Ивановна, судя по всему, обладала какой-то особенной сметкой, присущей человеку, привыкшему рассчитывать исключительно на себя. Она рывками стронула кровать с места и подтянула ее к Крюкову ровно настолько, чтобы тот умудрился ухватиться хотя бы за выкрашенную коричневой краской ножку.
– Цепляйся, сынок… – скомандовала она и затрясла кровать, словно соблазняя этим звуком подзадержавшегося на полу Крюкова. – Цепляйся. А там, глядишь, вдвоем тебя и заволокем.
– Я сам, – просипел Слава и схватился за холодный остов панцирной сетки.
– Сам так сам, – согласилась Ивановна и встала рядом.
– Я сам, – со злобой повторил Крюков и уже через пару секунд стоял на коленях перед кроватью.
– А дальше чё? – Лицо старухи приобрело скорбное выражение. О том, что этот вот скелет сможет забраться на кровать, она даже подумать не могла. Но тем не менее у него получилось, хотя и не так ловко, как представлялось. – Залез-таки, – разочарованно крякнула Ивановна и укрыла Крюкова старым тряпьем. – Лежи теперь, отдыхай.
– Давно я у вас? – поинтересовался Слава, вглядываясь в лицо старухи.
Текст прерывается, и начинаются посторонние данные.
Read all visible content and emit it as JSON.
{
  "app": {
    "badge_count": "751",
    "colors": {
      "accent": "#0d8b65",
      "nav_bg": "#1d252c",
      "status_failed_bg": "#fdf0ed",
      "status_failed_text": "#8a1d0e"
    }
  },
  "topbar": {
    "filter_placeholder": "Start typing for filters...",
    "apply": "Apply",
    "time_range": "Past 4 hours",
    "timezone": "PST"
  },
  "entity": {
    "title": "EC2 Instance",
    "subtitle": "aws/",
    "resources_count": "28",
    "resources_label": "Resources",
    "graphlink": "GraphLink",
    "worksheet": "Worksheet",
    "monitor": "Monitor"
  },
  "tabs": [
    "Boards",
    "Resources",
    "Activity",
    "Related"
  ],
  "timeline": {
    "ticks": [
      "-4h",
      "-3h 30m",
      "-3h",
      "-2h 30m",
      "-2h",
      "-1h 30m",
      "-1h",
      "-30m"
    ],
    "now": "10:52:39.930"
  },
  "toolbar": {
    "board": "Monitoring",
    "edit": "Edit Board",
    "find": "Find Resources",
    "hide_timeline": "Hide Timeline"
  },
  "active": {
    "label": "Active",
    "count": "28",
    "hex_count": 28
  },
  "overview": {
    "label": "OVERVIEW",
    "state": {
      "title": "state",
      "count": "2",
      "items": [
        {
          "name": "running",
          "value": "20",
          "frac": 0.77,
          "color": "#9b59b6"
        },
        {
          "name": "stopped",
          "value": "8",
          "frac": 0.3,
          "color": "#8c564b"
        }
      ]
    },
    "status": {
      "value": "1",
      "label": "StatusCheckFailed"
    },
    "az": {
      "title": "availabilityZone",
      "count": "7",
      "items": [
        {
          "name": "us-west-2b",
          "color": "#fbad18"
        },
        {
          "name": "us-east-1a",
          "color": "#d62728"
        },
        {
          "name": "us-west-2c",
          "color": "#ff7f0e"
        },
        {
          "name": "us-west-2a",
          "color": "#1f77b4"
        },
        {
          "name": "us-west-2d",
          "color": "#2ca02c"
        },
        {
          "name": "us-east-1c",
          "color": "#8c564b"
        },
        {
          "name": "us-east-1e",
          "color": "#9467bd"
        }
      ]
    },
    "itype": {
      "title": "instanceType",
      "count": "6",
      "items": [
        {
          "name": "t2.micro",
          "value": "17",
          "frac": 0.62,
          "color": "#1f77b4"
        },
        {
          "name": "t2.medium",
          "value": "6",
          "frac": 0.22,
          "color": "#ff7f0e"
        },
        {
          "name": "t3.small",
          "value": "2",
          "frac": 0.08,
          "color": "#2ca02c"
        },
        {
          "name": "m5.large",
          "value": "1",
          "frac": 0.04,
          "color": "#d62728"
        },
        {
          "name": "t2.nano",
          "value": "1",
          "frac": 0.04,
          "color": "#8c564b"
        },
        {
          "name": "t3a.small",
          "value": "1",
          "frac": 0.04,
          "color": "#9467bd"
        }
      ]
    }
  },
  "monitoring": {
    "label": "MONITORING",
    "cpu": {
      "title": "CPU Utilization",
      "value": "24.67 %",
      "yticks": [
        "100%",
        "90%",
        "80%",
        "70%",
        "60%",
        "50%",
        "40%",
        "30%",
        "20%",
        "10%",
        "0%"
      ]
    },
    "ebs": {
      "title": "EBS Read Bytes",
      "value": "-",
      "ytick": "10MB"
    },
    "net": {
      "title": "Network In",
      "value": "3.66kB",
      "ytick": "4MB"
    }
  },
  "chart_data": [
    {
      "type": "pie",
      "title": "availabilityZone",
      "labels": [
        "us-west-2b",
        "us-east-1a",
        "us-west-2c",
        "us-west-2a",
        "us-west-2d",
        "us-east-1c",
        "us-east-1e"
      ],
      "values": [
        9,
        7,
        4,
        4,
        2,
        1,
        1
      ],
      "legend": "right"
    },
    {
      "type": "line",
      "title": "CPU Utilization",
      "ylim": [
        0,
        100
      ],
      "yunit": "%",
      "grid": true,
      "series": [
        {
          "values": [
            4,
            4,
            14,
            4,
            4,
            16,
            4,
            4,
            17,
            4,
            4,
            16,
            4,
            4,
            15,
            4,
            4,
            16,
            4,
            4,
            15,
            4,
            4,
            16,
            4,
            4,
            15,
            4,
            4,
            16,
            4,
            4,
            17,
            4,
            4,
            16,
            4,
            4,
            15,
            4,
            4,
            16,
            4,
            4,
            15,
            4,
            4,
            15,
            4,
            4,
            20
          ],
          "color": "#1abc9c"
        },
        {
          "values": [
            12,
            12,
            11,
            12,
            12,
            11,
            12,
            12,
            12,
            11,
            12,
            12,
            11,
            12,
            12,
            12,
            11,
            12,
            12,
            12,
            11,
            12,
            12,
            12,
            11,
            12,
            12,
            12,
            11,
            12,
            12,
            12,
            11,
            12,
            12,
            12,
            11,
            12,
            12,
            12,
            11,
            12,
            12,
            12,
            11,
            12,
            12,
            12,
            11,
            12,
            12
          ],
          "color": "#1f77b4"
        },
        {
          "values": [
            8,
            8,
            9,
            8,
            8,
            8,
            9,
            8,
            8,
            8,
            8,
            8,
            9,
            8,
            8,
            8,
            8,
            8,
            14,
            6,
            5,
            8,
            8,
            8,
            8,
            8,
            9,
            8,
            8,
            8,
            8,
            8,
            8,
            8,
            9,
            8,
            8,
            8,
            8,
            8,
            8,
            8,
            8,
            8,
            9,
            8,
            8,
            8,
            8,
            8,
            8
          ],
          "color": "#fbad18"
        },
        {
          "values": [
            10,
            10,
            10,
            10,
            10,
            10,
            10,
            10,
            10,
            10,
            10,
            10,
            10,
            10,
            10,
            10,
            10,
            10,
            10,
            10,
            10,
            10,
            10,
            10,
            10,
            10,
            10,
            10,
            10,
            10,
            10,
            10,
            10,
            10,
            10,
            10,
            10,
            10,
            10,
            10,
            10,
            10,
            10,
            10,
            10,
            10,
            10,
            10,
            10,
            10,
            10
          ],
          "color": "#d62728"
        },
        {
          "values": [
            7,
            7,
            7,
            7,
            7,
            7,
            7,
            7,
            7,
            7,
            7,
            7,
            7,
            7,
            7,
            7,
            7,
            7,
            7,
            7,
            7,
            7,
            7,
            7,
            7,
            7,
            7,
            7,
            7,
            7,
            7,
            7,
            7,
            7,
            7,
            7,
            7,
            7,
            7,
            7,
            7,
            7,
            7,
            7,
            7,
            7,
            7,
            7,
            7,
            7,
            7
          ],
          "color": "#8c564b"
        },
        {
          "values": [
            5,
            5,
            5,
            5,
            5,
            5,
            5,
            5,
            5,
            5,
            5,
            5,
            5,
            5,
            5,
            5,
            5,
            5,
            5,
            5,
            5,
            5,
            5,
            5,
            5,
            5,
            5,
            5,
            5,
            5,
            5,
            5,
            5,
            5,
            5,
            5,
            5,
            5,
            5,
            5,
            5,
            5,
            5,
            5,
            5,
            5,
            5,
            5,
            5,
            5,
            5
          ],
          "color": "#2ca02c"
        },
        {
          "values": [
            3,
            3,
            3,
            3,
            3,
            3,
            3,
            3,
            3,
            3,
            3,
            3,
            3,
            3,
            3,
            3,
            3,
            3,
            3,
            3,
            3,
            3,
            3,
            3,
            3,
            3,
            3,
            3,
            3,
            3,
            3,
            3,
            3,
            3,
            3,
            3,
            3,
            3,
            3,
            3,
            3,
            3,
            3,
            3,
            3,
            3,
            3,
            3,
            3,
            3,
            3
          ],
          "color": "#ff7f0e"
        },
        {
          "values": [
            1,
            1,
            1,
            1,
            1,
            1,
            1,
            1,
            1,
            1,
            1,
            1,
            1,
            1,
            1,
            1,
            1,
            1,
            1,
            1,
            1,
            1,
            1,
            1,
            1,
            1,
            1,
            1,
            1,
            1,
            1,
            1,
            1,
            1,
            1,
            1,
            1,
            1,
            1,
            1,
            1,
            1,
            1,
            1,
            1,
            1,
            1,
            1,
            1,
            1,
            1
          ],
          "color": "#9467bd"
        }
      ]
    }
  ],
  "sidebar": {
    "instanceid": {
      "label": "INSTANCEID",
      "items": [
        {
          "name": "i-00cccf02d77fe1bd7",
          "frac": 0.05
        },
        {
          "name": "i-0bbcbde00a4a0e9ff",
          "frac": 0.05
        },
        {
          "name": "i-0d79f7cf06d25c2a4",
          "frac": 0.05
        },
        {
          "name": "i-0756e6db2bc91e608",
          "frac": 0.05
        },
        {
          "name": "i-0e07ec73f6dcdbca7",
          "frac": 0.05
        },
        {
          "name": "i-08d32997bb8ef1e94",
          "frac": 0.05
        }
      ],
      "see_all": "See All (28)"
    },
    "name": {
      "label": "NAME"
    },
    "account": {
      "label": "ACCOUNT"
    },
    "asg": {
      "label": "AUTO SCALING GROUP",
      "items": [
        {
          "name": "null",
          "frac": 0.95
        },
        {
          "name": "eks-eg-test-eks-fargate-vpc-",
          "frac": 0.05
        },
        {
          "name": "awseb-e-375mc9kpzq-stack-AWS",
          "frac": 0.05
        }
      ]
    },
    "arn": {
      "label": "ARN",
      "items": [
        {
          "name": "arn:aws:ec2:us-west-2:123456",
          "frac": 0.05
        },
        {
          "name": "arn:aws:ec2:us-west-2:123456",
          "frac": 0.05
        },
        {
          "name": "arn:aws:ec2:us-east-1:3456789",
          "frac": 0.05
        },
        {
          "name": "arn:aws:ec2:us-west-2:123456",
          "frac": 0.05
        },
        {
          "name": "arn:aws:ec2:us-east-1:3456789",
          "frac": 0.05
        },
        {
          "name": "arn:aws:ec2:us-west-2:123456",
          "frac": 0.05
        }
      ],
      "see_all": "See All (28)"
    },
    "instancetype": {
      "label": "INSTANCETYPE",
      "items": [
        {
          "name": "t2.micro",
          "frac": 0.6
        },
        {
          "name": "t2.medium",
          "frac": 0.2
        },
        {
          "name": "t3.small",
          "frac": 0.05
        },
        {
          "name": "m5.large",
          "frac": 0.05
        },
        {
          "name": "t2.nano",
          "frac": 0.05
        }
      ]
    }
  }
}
– Давно, – уклончиво ответила та и поправила неровно легшее тряпье. – Считай, недели три, не меньше.
– А месяц какой?
– Покров ждем, – проронила Ивановна, мгновенно утратив доброжелательную словоохотливость. Вскоре старуха насупилась и замкнулась, как будто сболтнула что-то лишнее. Замолчал и Крюков, напрасно стараясь вспомнить хоть что-нибудь, лежащее за пределами того рокового дня с именинами Мурзы и «банкетом» в «Шансе». Безуспешно. Память снова и снова подсовывала ему одни и те же картинки: разрумянившаяся от выпитого Матрешка, странный сладковатый вкус и змеиная скобочка узких Нелькиных губ с языком-жалом. Слава нахмурился, называть Уварову Нелей язык больше не поворачивался. «Нелька», – произнес он про себя и попытался сосредоточиться на телесных ощущениях, но ничего, кроме противной сладости во рту, не почувствовал. «Так не должно быть!» – отчаялся Крюков и попытался высвободить руки из-под груды тряпья хотя бы для того, чтобы проверить, слушаются ли они его.
– Лежи, лежи, – тут же пресекла Славину попытку Ивановна и укутала его еще сильнее. – Лежи.